The Stratos Console provides a web-based UI to allow developers and administrators to manage their applications and cloud foundry deployment(s).
It is designed to manage one or more Cloud Foundry deployments. It does so by managing "endpoints", where each endpoint is a reference to a Cloud Foundry deployment. The notion of an endpoint is not specific to Cloud Foundry, allowing Stratos to connect to other service types in the future.
Stratos stores endpoint metadata in a relational database. Administrators of Stratos are able to register (add) new endpoints to the Console. All users are able to then connect to these endpoints using their credentials, ensuring that they get the appropriate level of access when interacting with Cloud Foundry.
The high-level architecture of Stratos is shown in the diagram below:
The main components:
- Web UI - Single-page AngularJS web application providing the front-end that runs in the user's browser.
- API Server - Provides the back-end APIs that support the front-end UI. This API takes care of authentication, endpoint management and proxying API requests from the front-end to the desired back-end API.
- Endpoint Datastore - Relational database that stores the registered endpoints and the encrypted user access tokens.
Stratos UI authenticates users using a Cloud Foundry UAA service. It must be configured with the details necessary to communicate with a UAA. When the user logs in to the Console, their login will be validated with the UAA. The Console uses a scope to identify Console administrators from regular users.
Administrators use the 'Endpoints Dashboard' within the Console to add new endpoints to the Console. All users are then able to connect to these endpoints by providing their credentials. The Console will use these credentials to communicate with the UAA for the given endpoint (typically Cloud Foundry) and obtain a refresh and access token. These tokens are encrypted and stored in the Endpoint Datastore.
When a user interacts with the Console and API requests need to be made to a given Cloud Foundry endpoint, these are sent to the API Server along with a custom http header which indicated which endpoint(s) the requests should be send to. The API Server will forward the request to the appropriate endpoints, first looking up the access and refresh tokens required to communicate with the endpoint(s). If any access token has expired, it will use the refresh token to obtain a new access token.

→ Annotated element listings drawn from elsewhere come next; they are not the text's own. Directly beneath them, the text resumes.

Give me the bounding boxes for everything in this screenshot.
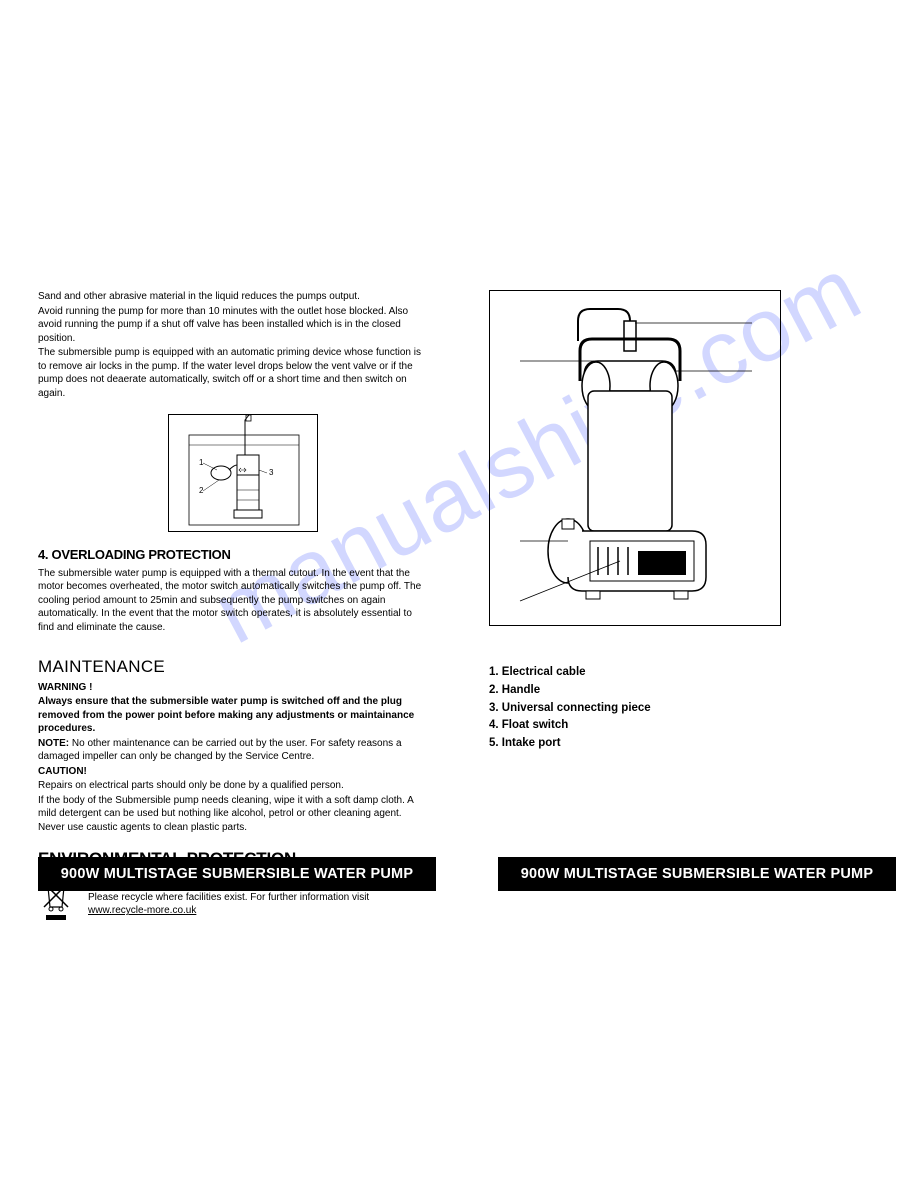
svg-text:3: 3 [269, 468, 274, 477]
warning-label: WARNING ! [38, 681, 429, 695]
section-4-heading: 4. OVERLOADING PROTECTION [38, 546, 429, 564]
parts-list: 1. Electrical cable 2. Handle 3. Univers… [489, 664, 880, 753]
footer-bar-left: 900W MULTISTAGE SUBMERSIBLE WATER PUMP [38, 857, 436, 891]
intro-line-1: Sand and other abrasive material in the … [38, 290, 429, 304]
part-2: 2. Handle [489, 682, 880, 700]
intro-line-3: The submersible pump is equipped with an… [38, 346, 429, 400]
caution-label: CAUTION! [38, 765, 429, 779]
warning-text: Always ensure that the submersible water… [38, 695, 429, 736]
caution-body-2: If the body of the Submersible pump need… [38, 794, 429, 835]
section-4-body: The submersible water pump is equipped w… [38, 567, 429, 635]
maintenance-heading: MAINTENANCE [38, 656, 429, 679]
note-label: NOTE: [38, 738, 69, 749]
svg-text:1: 1 [199, 458, 204, 467]
part-1: 1. Electrical cable [489, 664, 880, 682]
small-pump-svg: 1 2 3 [169, 415, 318, 532]
note-line: NOTE: No other maintenance can be carrie… [38, 737, 429, 764]
left-column: Sand and other abrasive material in the … [38, 290, 429, 926]
part-5: 5. Intake port [489, 735, 880, 753]
large-pump-diagram [489, 290, 781, 626]
caution-body-1: Repairs on electrical parts should only … [38, 779, 429, 793]
manual-page-spread: Sand and other abrasive material in the … [38, 290, 880, 926]
footer-bar-right: 900W MULTISTAGE SUBMERSIBLE WATER PUMP [498, 857, 896, 891]
right-column: 1. Electrical cable 2. Handle 3. Univers… [489, 290, 880, 926]
note-body: No other maintenance can be carried out … [38, 738, 402, 763]
large-pump-svg [490, 291, 782, 627]
svg-text:2: 2 [199, 486, 204, 495]
part-4: 4. Float switch [489, 717, 880, 735]
recycle-link[interactable]: www.recycle-more.co.uk [88, 905, 196, 916]
part-3: 3. Universal connecting piece [489, 700, 880, 718]
small-pump-diagram: 1 2 3 [168, 414, 318, 532]
intro-line-2: Avoid running the pump for more than 10 … [38, 305, 429, 346]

Stratos UI can be deployed in a number of environments:
- Deployed in Cloud Foundry, as an application. See guide
- Deployed in Kubernetes, using a Helm chart. See guide
- Deployed in Docker, using docker compose. See guide
- Deployed in Docker, single container deploying all components. See guide
There are differences between the deployments as follows:
In this case, Stratos is deployed in a manner optimized for the management of a single Cloud Foundry instance. The 'Endpoints Dashboard' that allows multiple Cloud Foundry endpoints to be registered is not deployed. An extra component is deployed that detects that the Console is running as Cloud Foundry which does the following:
- Automatically detects the Cloud Foundry endpoint and located the UAA Endpoint to use for authentication
- Authenticates directly against the UAA for the Clound Foundry where the Console is deployed and assumes that Cloud Foundry admins are also Console admins (the UAA Scope 'cloud_controller.admin' is used to identify admins)
- Uses a SQLite database rather than Postgres
- Automatically connects to the Cloud Foundry endpoint when a user logs in to simplify the user flow when using the Console in this case
In this case, the front-end web application static resources are served by the API Server back-end rather than a separate web server.

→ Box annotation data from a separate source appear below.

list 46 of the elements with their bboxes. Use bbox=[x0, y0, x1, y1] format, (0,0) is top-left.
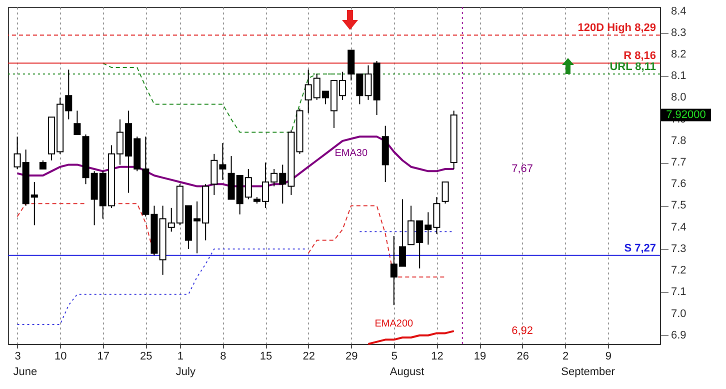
y-tick-label: 7.1 bbox=[671, 286, 686, 298]
series-label: EMA30 bbox=[334, 148, 368, 159]
x-tick-label: 5 bbox=[391, 350, 398, 362]
y-tick-label: 8.0 bbox=[671, 92, 686, 104]
ref-line-label: URL 8,11 bbox=[610, 60, 656, 73]
x-tick-label: 22 bbox=[302, 350, 315, 362]
x-tick-label: 2 bbox=[562, 350, 569, 362]
candlestick bbox=[74, 110, 81, 135]
x-tick-label: 3 bbox=[14, 350, 21, 362]
line-series bbox=[367, 330, 455, 345]
x-tick-label: 25 bbox=[140, 350, 152, 362]
y-tick-label: 7.0 bbox=[671, 308, 686, 320]
text: September bbox=[561, 366, 616, 378]
x-tick-label: 9 bbox=[605, 350, 612, 362]
annotation: 6,92 bbox=[512, 325, 534, 338]
ref-line-label: S 7,27 bbox=[624, 242, 656, 254]
x-tick-label: 29 bbox=[345, 350, 358, 362]
candlestick bbox=[442, 181, 449, 204]
text: August bbox=[390, 366, 424, 378]
ref-line-label: R 8,16 bbox=[624, 50, 656, 62]
y-tick-label: 7.2 bbox=[671, 264, 686, 277]
text: July bbox=[176, 366, 196, 378]
y-tick-label: 8.1 bbox=[671, 70, 686, 82]
x-tick-label: 12 bbox=[431, 350, 444, 362]
ref-line-label: 120D High 8,29 bbox=[578, 22, 656, 34]
y-tick-label: 8.4 bbox=[671, 5, 686, 18]
text: 7.92000 bbox=[666, 109, 706, 122]
series-label: EMA200 bbox=[374, 318, 414, 330]
y-tick-label: 7.6 bbox=[671, 178, 686, 190]
x-tick-label: 19 bbox=[474, 350, 486, 362]
x-tick-label: 26 bbox=[516, 350, 529, 362]
x-tick-label: 8 bbox=[220, 350, 226, 362]
y-tick-label: 7.3 bbox=[671, 242, 686, 255]
x-tick-label: 17 bbox=[97, 350, 110, 362]
y-tick-label: 8.2 bbox=[671, 48, 686, 61]
y-tick-label: 7.8 bbox=[671, 134, 686, 147]
y-tick-label: 7.5 bbox=[671, 200, 686, 212]
text: June bbox=[13, 366, 38, 378]
x-tick-label: 10 bbox=[54, 350, 67, 362]
y-tick-label: 7.4 bbox=[671, 221, 686, 234]
x-tick-label: 15 bbox=[260, 350, 272, 362]
y-tick-label: 6.9 bbox=[671, 329, 686, 342]
y-tick-label: 7.7 bbox=[671, 156, 686, 169]
x-tick-label: 1 bbox=[177, 350, 184, 362]
y-tick-label: 8.3 bbox=[671, 26, 686, 39]
annotation: 7,67 bbox=[512, 163, 534, 176]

A non-persistent SQLite database is used - by automatically registering the cloud foundry endpoint and connecting to it on login, all data stored in the database can be treated as ephimeral, since it will be re-created next time a user logs in. Cloud Foundry Session Affinity is used to ensure that when scaling up the Console Application to multiple instances, the user is also directed to the instance which will know about them and their endpoints (since each Application instance will have its own local SQLite store).
In this case, a Helm chart is used to deploy the Console into a Kubernetes environment.
At the outer-level there are two services - the external service that provides the Console itself and a private service that provides a Postgres DB to the Console service.
The Console service is provided by a deployment consisting of two containers, one providing the static front-end web application resources, served by an nginx instance, the other providing the API Server back-end.
In this case, Docker Compose is used to deploy the Console into Docker. The docker compose file describes 4 services:
- postgres - providing a Postgres DB for Console
- goose - to initialize the Postgres DB with the Console DB schema
- nginx - providing an nginx server that serves the front-end web application resources
- proxy - providing the back-end API Server
In this case, a single Docker image is run in a container that hosts all services together. SQLite is used as the database, so any endpoint metadata registered is lost when the container is destroyed.
This deployment is recommended only for trying out the Console and for development.